Hey! I thought YOU were the chat bot!
Those things are popping up all the place here lately.
“Negative. I am a meat popsicle.”
Seems that the condition template it is not working, It is acting like bypassing this condition… I made this code (in the middle of the full code) and I still receive the notification between 10 seconds - 60 minutes…
choose:
- conditions:
- condition: state
entity_id: sensor.computer_heater_battery
state: '5'
sequence:
- service: variable.set_variable
data:
variable: computer_heater_battery
value: low
- condition: template
value_template: >-
{{ as_timestamp(now())|int -
as_timestamp(states.sensor.computer_heater_battery.last_changed)|int <
10 or as_timestamp(now())|int -
as_timestamp(states.sensor.computer_heater_battery.last_changed)|int >
21600 }}
- service: notify.persistent_notification
data:
title: Computer Heater
message: Battery Low
default: []
Maybe it is acting as bypassing because I didn’t put quotas for the template?

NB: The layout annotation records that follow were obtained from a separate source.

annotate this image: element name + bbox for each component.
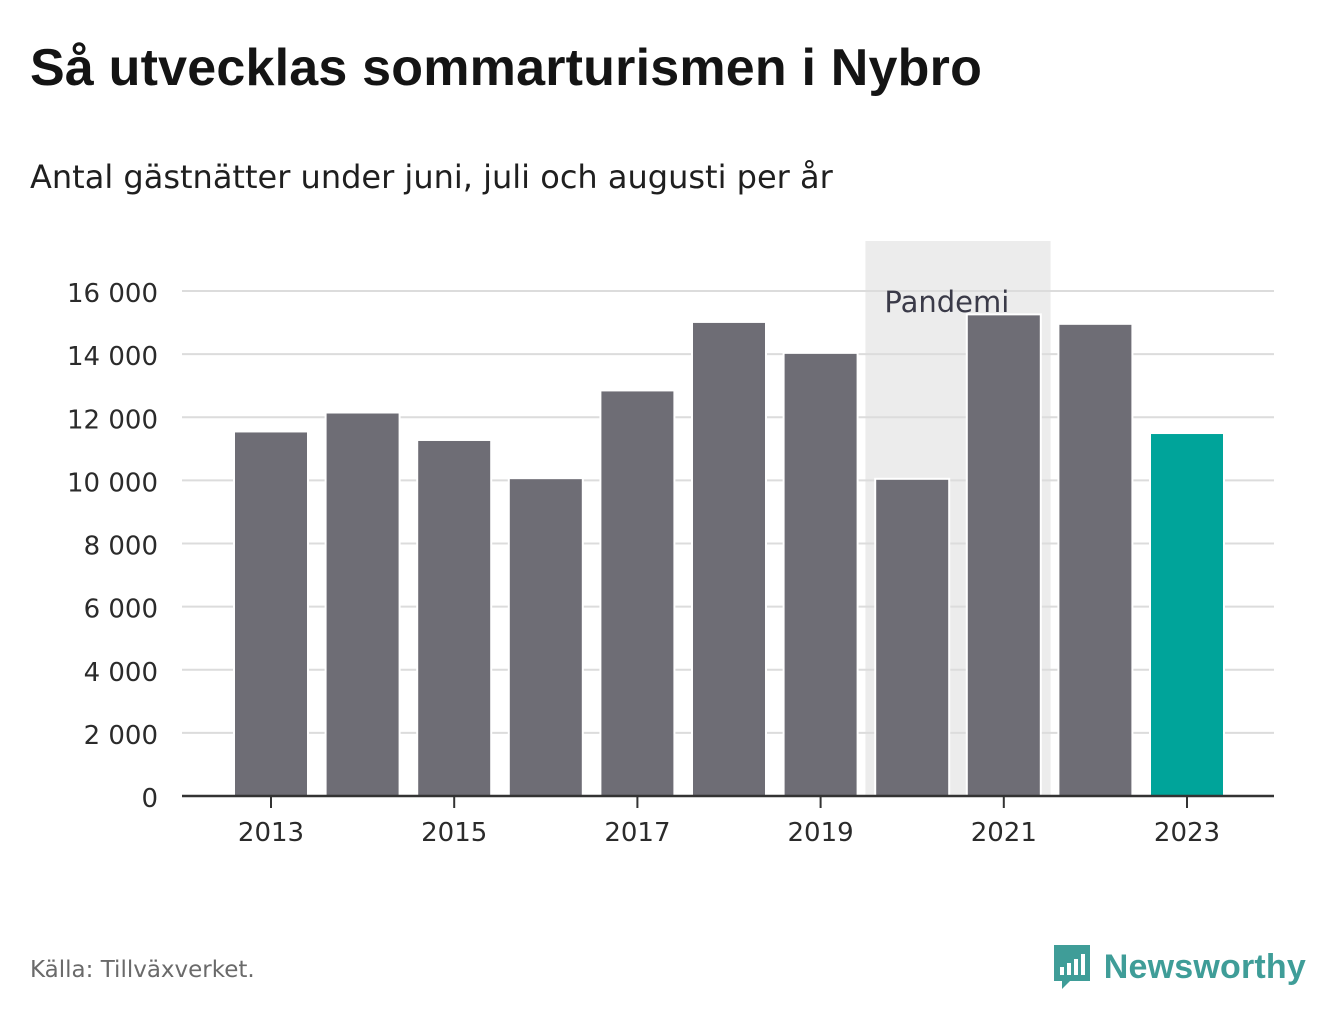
brand-name: Newsworthy xyxy=(1103,947,1306,986)
annotation-label-pandemi: Pandemi xyxy=(884,285,1009,319)
bar-2018 xyxy=(691,320,767,797)
chart-title: Så utvecklas sommarturismen i Nybro xyxy=(30,39,983,97)
x-tick-label: 2021 xyxy=(971,818,1037,848)
bar-2015 xyxy=(416,438,493,797)
bar-2019 xyxy=(782,351,859,797)
y-tick-label: 2 000 xyxy=(84,721,158,751)
bar-2014 xyxy=(324,411,401,797)
x-tick-label: 2019 xyxy=(788,818,854,848)
y-tick-label: 6 000 xyxy=(84,595,158,625)
x-tick-label: 2017 xyxy=(604,818,670,848)
bar-2022 xyxy=(1057,322,1134,797)
y-tick-label: 12 000 xyxy=(67,405,158,435)
bar-2013 xyxy=(233,430,309,797)
bar-2016 xyxy=(507,477,584,797)
y-tick-label: 8 000 xyxy=(84,532,158,562)
bar-2023 xyxy=(1149,432,1225,797)
brand-logo: Newsworthy xyxy=(1052,942,1306,992)
x-tick-label: 2015 xyxy=(421,818,487,848)
y-tick-label: 14 000 xyxy=(67,342,158,372)
y-tick-label: 16 000 xyxy=(67,279,158,309)
chart-subtitle: Antal gästnätter under juni, juli och au… xyxy=(30,158,833,196)
bar-2021 xyxy=(965,313,1042,797)
y-tick-label: 4 000 xyxy=(84,658,158,688)
y-tick-label: 10 000 xyxy=(67,468,158,498)
x-tick-label: 2013 xyxy=(238,818,304,848)
bar-2020 xyxy=(874,477,951,797)
y-tick-label: 0 xyxy=(141,784,158,814)
bar-2017 xyxy=(599,389,676,797)
newsworthy-logo-icon xyxy=(1053,945,1090,989)
source-note: Källa: Tillväxverket. xyxy=(30,957,255,983)
x-tick-label: 2023 xyxy=(1154,818,1220,848)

Should be something like this?!
value_template: >-
"{{ as_timestamp(now())|int -
as_timestamp(states.sensor.computer_heater_battery.last_changed)|int <
10 or as_timestamp(now())|int -
as_timestamp(states.sensor.computer_heater_battery.last_changed)|int >
21600 }}"
If is so, why? I mean… what is the importance of this quotas?
Do not quote multi-line templates. Only single line templates.
You are triggering on the state change of sensor.computer_heater_battery
. So its last changed value is always going to be less than 10 seconds, thus the condition passes.
I tested by changing the state of the sensor manually. I changed between 0-10 seconds, works… then I changed after 10 seconds, I still get the notification
I think I will set it only after 60 minutes maybe this will work better in this setup
The problem with what I am trying to achieve, is that I want the trigger of the sensor to do two things:
- To change the variable anytime, to know if the battery is low or high
- To receive a notification only once per hour, if the battery is low
And this makes me to remove the <10 seconds rule, which is more logical to work
The simplest way would be with two automations.
First automation triggers on every change to ‘5’ and sets the variable to low.
Second automation only triggers if the state is ‘5’ for 60 minutes and sends you a notification.
Yes, you are right. I don’t know why I am always avoiding to make many automations. I’m just stupid I think
Thank you so much for your help. I will wait one hour and test it again.